DUSHANBE, July 28, 2010, Asia-Plus  -- Compared to last year, opium cultivation is expected to decrease in Afghanistan this year, Halimjon Mahmoudov, an official with the Drug Control Agency (DCA), told reporters in Dushanbe on July 28.

“We have received information that some 25 percent of poppy plantations in Afghanistan have been affected by fungus,” Mahmoudov said.

We will recall that Mr.
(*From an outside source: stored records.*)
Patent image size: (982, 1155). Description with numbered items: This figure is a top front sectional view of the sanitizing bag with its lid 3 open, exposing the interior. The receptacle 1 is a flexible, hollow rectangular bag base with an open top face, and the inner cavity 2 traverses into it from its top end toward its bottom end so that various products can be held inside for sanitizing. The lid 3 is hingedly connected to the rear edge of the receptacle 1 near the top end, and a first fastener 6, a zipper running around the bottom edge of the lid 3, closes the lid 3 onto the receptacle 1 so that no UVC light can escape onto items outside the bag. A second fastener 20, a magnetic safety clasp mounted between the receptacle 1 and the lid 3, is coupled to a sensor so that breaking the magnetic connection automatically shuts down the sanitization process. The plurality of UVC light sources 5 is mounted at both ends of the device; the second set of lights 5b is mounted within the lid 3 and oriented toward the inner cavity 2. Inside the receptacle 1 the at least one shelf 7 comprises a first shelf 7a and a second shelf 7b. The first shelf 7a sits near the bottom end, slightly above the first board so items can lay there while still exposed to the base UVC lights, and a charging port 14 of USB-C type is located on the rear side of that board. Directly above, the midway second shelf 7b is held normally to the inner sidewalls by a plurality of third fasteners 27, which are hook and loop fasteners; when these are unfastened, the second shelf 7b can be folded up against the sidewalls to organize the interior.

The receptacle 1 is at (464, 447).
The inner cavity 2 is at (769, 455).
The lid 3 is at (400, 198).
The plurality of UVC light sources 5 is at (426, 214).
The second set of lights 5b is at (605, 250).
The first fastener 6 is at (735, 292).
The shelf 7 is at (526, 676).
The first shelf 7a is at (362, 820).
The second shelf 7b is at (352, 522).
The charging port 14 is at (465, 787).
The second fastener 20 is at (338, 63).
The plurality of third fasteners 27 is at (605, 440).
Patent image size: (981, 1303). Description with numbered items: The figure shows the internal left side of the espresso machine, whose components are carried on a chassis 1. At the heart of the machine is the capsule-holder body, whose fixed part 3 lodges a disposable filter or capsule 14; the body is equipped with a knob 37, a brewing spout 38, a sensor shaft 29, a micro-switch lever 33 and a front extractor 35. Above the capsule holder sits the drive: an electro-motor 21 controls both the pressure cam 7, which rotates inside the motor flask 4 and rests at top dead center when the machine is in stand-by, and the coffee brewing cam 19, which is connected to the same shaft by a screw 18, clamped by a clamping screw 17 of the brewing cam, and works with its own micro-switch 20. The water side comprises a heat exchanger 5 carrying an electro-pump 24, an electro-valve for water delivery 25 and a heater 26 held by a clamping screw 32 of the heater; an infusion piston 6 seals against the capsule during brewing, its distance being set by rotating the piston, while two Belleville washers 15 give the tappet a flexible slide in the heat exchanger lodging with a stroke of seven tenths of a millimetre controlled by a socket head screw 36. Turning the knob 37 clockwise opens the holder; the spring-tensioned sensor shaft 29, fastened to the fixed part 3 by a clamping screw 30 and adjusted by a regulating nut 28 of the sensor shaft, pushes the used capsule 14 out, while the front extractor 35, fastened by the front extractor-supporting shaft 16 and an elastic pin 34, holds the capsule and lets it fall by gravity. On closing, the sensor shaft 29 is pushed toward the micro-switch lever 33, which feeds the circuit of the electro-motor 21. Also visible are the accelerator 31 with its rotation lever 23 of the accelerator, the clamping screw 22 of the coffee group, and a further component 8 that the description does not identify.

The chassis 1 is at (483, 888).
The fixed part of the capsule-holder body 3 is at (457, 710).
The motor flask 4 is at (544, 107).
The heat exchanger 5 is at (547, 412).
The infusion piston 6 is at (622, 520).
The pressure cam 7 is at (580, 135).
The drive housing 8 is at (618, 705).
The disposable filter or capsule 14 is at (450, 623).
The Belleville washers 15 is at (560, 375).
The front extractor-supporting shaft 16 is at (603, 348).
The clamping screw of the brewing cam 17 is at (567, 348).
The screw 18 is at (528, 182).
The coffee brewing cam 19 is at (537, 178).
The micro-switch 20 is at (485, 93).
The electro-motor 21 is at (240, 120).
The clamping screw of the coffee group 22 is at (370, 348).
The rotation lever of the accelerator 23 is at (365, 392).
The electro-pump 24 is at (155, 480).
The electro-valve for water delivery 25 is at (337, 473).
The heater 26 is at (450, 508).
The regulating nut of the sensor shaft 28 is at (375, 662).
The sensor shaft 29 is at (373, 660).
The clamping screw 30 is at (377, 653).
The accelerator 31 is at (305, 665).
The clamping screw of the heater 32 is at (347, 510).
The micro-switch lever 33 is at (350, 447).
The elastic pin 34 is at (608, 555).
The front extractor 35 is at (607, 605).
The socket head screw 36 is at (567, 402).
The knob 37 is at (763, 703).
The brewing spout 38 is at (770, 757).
Antonio Maria Costa, head of the UNODC, told the BBC that Afghanistan''s 2010 opium output could fall by up to 25 per cent, thanks to the disease, a fungus that could have infected about half of the total poppy crop.

Meanwhile, Tajik law enforcement authorities have reportedly seized more than 2,047 kilograms of narcotics over the first six months of this year.  A totaled included 539 kilograms of heroin, 427 kilograms of raw opium and 1,079 kilograms of cannabis.

During the same period, Tajik law enforcement officers arrested 491 people on drug charges, including 29 foreign citizens from the CIS nations, Pakistan, Afghanistan, Saudi Arabia, Lithuania and some other countries, the DCA official noted.

According to the counternarcotics agency, Afghan narcotics are smuggled into Tajikistan mainly through Shuroobod, Farkhor and Panj districts in Khatlon province as well as through Gorno Badakhshan.